Introduction
C# is an object-oriented programming language. These days whenever you talk about object-oriented programming, you hear the acronym, SOLID. These are five design principles introduced by Michael Feathers to make our object-oriented applications easy to understand, maintain, and expand as future requirements change. Today, we will look at the fifth and final principle with an example. I covered the first four principles in my previous articles.
The SOLID principles
There are five principles to follow to ensure our application meets the SOLID requirements. These are as below,
- Single Responsibility Principle (SRP)
- Open Closed Principle (OCP)
- Liskov Substitution Principle (LSP)
- Interface Segregation Principle (ISP)
- Dependency Inversion Principle (DIP)
The Dependency Inversion Principle (DIP)
The Dependency Inversion Principle (DIP) states that a high-level class must not depend upon a lower-level class. They must both depend upon abstractions. And secondly, an abstraction must not depend upon details, but the details must depend upon abstractions. This will ensure the class and, ultimately, the whole application is very robust and easy to maintain and expand, if required. Let us look at this with an example.
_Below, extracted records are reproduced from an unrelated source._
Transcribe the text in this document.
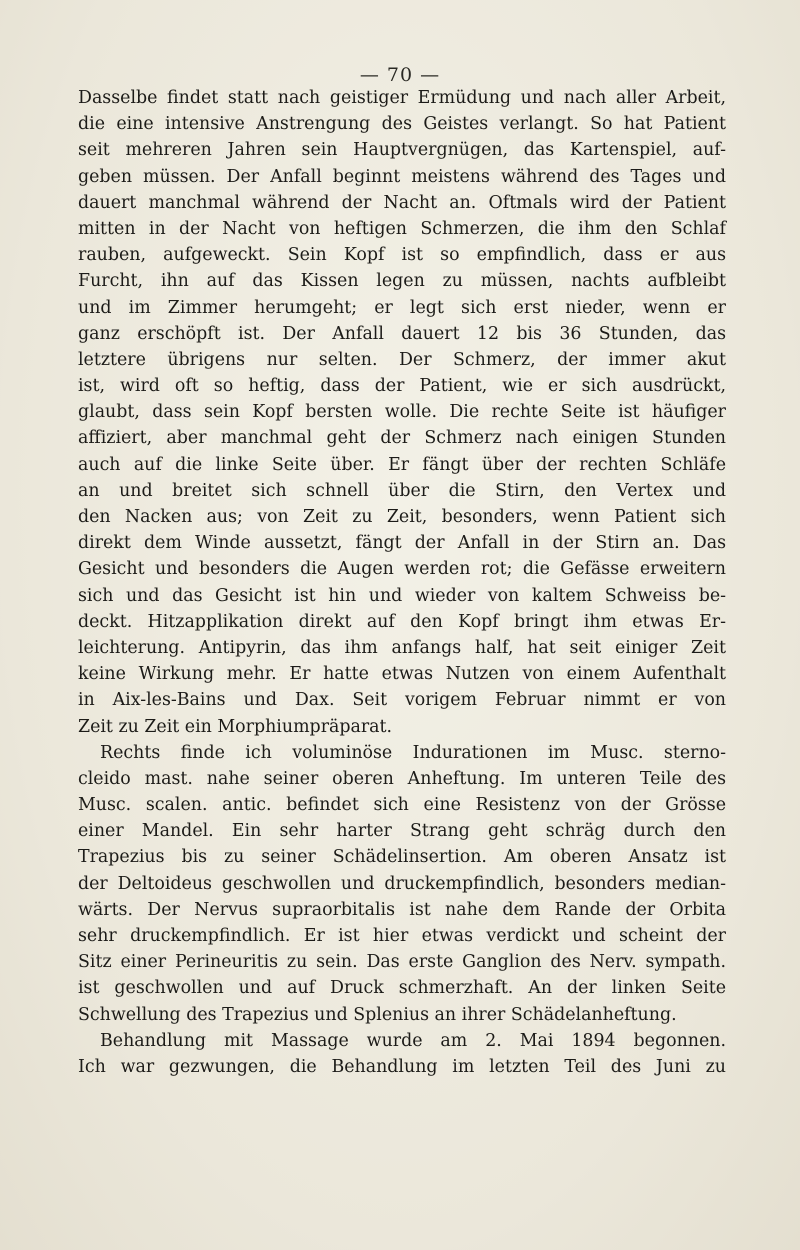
— 70 —
Dasselbe findet statt nach geistiger Ermüdung und nach aller Arbeit,
die eine intensive Anstrengung des Geistes verlangt. So hat Patient
seit mehreren Jahren sein Hauptvergnügen, das Kartenspiel, auf-
geben müssen. Der Anfall beginnt meistens während des Tages und
dauert manchmal während der Nacht an. Oftmals wird der Patient
mitten in der Nacht von heftigen Schmerzen, die ihm den Schlaf
rauben, aufgeweckt. Sein Kopf ist so empfindlich, dass er aus
Furcht, ihn auf das Kissen legen zu müssen, nachts aufbleibt
und im Zimmer herumgeht; er legt sich erst nieder, wenn er
ganz erschöpft ist. Der Anfall dauert 12 bis 36 Stunden, das
letztere übrigens nur selten. Der Schmerz, der immer akut
ist, wird oft so heftig, dass der Patient, wie er sich ausdrückt,
glaubt, dass sein Kopf bersten wolle. Die rechte Seite ist häufiger
affiziert, aber manchmal geht der Schmerz nach einigen Stunden
auch auf die linke Seite über. Er fängt über der rechten Schläfe
an und breitet sich schnell über die Stirn, den Vertex und
den Nacken aus; von Zeit zu Zeit, besonders, wenn Patient sich
direkt dem Winde aussetzt, fängt der Anfall in der Stirn an. Das
Gesicht und besonders die Augen werden rot; die Gefässe erweitern
sich und das Gesicht ist hin und wieder von kaltem Schweiss be-
deckt. Hitzapplikation direkt auf den Kopf bringt ihm etwas Er-
leichterung. Antipyrin, das ihm anfangs half, hat seit einiger Zeit
keine Wirkung mehr. Er hatte etwas Nutzen von einem Aufenthalt
in Aix-les-Bains und Dax. Seit vorigem Februar nimmt er von
Zeit zu Zeit ein Morphiumpräparat.
Rechts finde ich voluminöse Indurationen im Musc. sterno-
cleido mast. nahe seiner oberen Anheftung. Im unteren Teile des
Musc. scalen. antic. befindet sich eine Resistenz von der Grösse
einer Mandel. Ein sehr harter Strang geht schräg durch den
Trapezius bis zu seiner Schädelinsertion. Am oberen Ansatz ist
der Deltoideus geschwollen und druckempfindlich, besonders median-
wärts. Der Nervus supraorbitalis ist nahe dem Rande der Orbita
sehr druckempfindlich. Er ist hier etwas verdickt und scheint der
Sitz einer Perineuritis zu sein. Das erste Ganglion des Nerv. sympath.
ist geschwollen und auf Druck schmerzhaft. An der linken Seite
Schwellung des Trapezius und Splenius an ihrer Schädelanheftung.
Behandlung mit Massage wurde am 2. Mai 1894 begonnen.
Ich war gezwungen, die Behandlung im letzten Teil des Juni zu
Let us create a new .NET Core 3.1 console application in Visual Studio 2019 Community Edition as below.
Inside this project, I have created a new class file “DependencyInversionPrinciple”. In this file, I created the following classes.
// Not following the Dependency Inversion Principle
public class SalaryCalculator
{
public float CalculateSalary(int hoursWorked, float hourlyRate) => hoursWorked * hourlyRate;
}
public class EmployeeDetails
{
public int HoursWorked { get; set; }
public int HourlyRate { get; set; }
public float GetSalary()
{
var salaryCalculator = new SalaryCalculator();
return salaryCalculator.CalculateSalary(HoursWorked, HourlyRate);
}
}
These classes do not follow the “Dependency Inversion Principle” as the higher-level class EmployeeDetails is directly dependent upon the lower-level SalaryCalculator class.
We can fix this issue as below.
// Following the Dependency Inversion Principle
public interface ISalaryCalculator
{
float CalculateSalary(int hoursWorked, float hourlyRate);
}
public class SalaryCalculatorModified : ISalaryCalculator
{
public float CalculateSalary(int hoursWorked, float hourlyRate) => hoursWorked * hourlyRate;
}
public class EmployeeDetailsModified
{
private readonly ISalaryCalculator _salaryCalculator;
public int HoursWorked { get; set; }
public int HourlyRate { get; set; }
public EmployeeDetailsModified(ISalaryCalculator salaryCalculator)
{
_salaryCalculator = salaryCalculator;
}
public float GetSalary()
{
return _salaryCalculator.CalculateSalary(HoursWorked, HourlyRate);
}
}
In the above code, we see that we have created an interface ISalaryCalculator, and then we have a class called SalaryCalculatorModified that implements this interface. Finally, in the higher-level class EmployeeDetailsModified, we only depend upon the ISalaryCalculator interface and not the concrete class. Hence, when we create the EmployeeDetailsModified class, we specify the abstraction implementation to use. In addition to this, the details of the CalculateSalary function are hidden from the EmployeeDetailsModified class, and any changes to this function will not affect the interface being used. Hence, we can see that in this new design, the higher-level class does not depend upon the lower-level class but on an abstraction, and the abstraction does not depend upon the details. To create the EmployeeDetailsModified class, we use the below code.
var employeeDetailsModified = new EmployeeDetailsModified(new SalaryCalculatorModified());
employeeDetailsModified.HourlyRate = 50;
employeeDetailsModified.HoursWorked = 150;
Console.WriteLine($"The Total Pay is {employeeDetailsModified.GetSalary()}");
Summary
In this article, we have looked at implementing the Dependency Inversion Principle (DIP) in a practical example. I would recommend you look though your existing classes and identify places where you have violated this principle and then think of ways to fix it. This will help to get you thinking in terms of applying this principle and help you to apply it to your code in the future as well. This article completes the five SOLID principles.